Quando tudo é placidez
Contempla o oposto

Porque insiste em não me dar a mão
e se acalmar no meu peito-coração?

Aceita meu abraço perpetuado
no simples ato
de reverenciar o tempo passado
recebe meu amor, ainda que calado?
(só porque está cansado)

Com pás e ganchos e cordas
baldes e potes e enxadas
e afagos de gargalhada
acordamos a madrugada
fria: quentura de amor

Amor, tudo é pra já e perene
a hora é agora e solene
mas nada importa tanto que te inflame
a alma em dor
é passageiro, meu amor
suporta, esquece,
não entra no fervor do mundo
vem cá, se aquece
no meu abraço profundo

faz falta as alegrias
não se aparta na dor
eu te amo e só queria
que aceitasse, amor.
o coração aperta
quando se embate com a certeza
mas se tudo é processo
por que o medo do incerto?
Se vai dar certo
se está correndo, coerente, correto
se não é pretérito?

coração não é esperto
é expert em criar caso
em dar mole pro acaso.

coração, olho aberto!
faz tudo devagar,
vai pulando o pesar
pensa no longo caminhar
ame-a e a queira
só estar por perto.
sem apego
sem demanda
sem controle
sem pesar
leve daqui esse farfalhar de dor
limpa
(a)
lava
transborda
a mar.
Fui dar uma volta a toa
me perdi numa esquina
virei na paralela
e fui parar de frente ao coração dela.
Entrei, não sem antes respirar fundo
(entrar no coração do outro é quase que entrar em outro mundo)

Achei que seu coração seria por dentro coberto de espelhos
de tamanhos diferentes e por todos os lados
mas espelhos
como o que ela salpica nas paredes das casas que mora
como os que ela transforma os vidros, as vitrines
os olhares dos meninos e meninas que suspiram
como o seu mundo espelhado distorcendo os sentidos.

Mas não.
seu coração era repleto de colagens de fotos
fotos de divas, de estranhos, de gente sensualmente despida.
Mas na maioria, fotos dela.

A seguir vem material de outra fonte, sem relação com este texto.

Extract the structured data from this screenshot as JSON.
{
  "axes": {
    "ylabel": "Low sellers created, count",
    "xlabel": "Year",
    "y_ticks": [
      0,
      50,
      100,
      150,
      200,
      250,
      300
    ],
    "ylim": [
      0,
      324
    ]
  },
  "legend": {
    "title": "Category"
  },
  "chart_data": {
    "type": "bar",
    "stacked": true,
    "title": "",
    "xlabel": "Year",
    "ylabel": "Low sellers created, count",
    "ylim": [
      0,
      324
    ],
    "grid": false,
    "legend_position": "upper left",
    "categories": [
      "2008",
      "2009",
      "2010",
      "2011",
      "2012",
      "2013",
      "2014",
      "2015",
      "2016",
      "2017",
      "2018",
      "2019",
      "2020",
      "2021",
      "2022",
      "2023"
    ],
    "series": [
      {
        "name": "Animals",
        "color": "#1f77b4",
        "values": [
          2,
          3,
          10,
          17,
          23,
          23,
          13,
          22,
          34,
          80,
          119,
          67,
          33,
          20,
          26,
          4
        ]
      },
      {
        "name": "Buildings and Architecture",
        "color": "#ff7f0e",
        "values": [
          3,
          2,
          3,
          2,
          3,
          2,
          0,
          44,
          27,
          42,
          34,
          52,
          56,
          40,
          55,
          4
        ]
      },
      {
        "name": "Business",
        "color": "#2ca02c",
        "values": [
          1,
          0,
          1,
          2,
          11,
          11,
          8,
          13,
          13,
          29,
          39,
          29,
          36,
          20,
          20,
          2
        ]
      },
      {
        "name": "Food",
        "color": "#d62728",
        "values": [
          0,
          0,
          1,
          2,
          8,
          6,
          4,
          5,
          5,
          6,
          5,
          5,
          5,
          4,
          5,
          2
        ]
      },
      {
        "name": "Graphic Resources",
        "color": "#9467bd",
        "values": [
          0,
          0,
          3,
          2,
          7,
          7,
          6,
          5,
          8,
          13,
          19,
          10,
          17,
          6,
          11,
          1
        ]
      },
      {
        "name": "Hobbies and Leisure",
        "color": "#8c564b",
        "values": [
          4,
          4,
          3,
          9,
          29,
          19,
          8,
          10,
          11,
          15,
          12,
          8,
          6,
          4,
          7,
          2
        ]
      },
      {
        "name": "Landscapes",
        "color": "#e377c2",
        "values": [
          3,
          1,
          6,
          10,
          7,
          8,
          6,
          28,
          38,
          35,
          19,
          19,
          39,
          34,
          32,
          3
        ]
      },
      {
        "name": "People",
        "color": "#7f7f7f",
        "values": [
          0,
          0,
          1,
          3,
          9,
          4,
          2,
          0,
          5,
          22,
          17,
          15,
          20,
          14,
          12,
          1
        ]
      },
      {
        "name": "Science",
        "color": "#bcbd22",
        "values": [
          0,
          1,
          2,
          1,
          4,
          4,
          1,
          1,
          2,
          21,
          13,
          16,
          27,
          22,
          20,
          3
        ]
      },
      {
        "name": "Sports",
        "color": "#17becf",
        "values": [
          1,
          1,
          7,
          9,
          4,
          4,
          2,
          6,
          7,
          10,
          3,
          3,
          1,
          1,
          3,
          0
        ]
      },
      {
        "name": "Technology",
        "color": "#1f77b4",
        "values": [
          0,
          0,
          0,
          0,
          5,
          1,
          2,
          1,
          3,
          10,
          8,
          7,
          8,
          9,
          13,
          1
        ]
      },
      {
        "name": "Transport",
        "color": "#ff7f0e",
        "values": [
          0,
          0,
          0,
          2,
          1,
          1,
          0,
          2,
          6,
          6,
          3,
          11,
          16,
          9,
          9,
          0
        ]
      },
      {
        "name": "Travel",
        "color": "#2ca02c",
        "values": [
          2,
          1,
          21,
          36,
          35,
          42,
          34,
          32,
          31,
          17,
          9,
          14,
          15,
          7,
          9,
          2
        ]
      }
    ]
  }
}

Tantas caras dela olhando pra mim
me assustaram e me tranquilizaram, me fizeram chorar
(desses sentimentos dúbios: violência apaziguadora)
depois pensei que era esse o certo:
fossem espelhos eu me veria lá dentro.
Minha cara espepalhada por todos os cantos.

Muitos ambientes compunham seu vasto coração
algumas decorações ousadas
outras rabiscadas a carvão
outras escorridas com lágrimas
outras escondidas no porão.
(No porão não subo, não entro não
não sou tão intrépida, não sei subir
e mesmo aberto o alçapão
e tenho medo de me perder por lá)

Num canto todo pink-fetiche
bigodes colados, chicotes, altares profanados
alguns baseados fumados
cigarro, bebida, cheiro forte de channel no. 5
corações tatuados sangrentos abertos
doloridos, bolorentos: quase estive por lá
mas não entrei numas.

Espalhados cá e lá
fotos de boys-magia
e algumas macias meninas, mas sobretudo
meninos, homens, senhores, rapazes, moçoilos
lindos como um bom dia depois de uma noite consumada
não tinham espaços fixos, mal fixavam o olhar, mal eram vistos
e quando eram se exibiam: troféus de escolhidos
por mais que saibam do seu breve transitar.
Esses foram menos doloridos de contemplar

(Há espaços planejados
(esses são mais duros de ver)
futuros plasmados, já em planta e não edificados
mas que rezo pra saber,
e sei que saberei quando acontecer.)

Mas

Uma confortável poltrona, num espaço arejado
um sol batendo de leve, plantinhas floridas
as paredes claras, poesias espalhadas
alguma dor, muita conversa, nenhum apego
tive um ataque de riso ao entrar e ver
um pequeno palco microfonado
numa enorme cama desfeita
em lençóis de senhora
atraente, ainda quente,
misteriosa, dadivosa e conhecida
de noites viradas em descobertas
as cobertas espalhadas,
canetas pelo chão, gatos dormitando
almofadinhas, edredon, livros
e uma cafeteira eterna:
fui atraída pra lá e pensei que era esse mesmo o meu lugar
amplamente composto, confortável como um sonho antigo
aconchegante como ombros-travesseiros
amedrontador como pertencer a alguém
perfeito como só em corações abertos a visitação.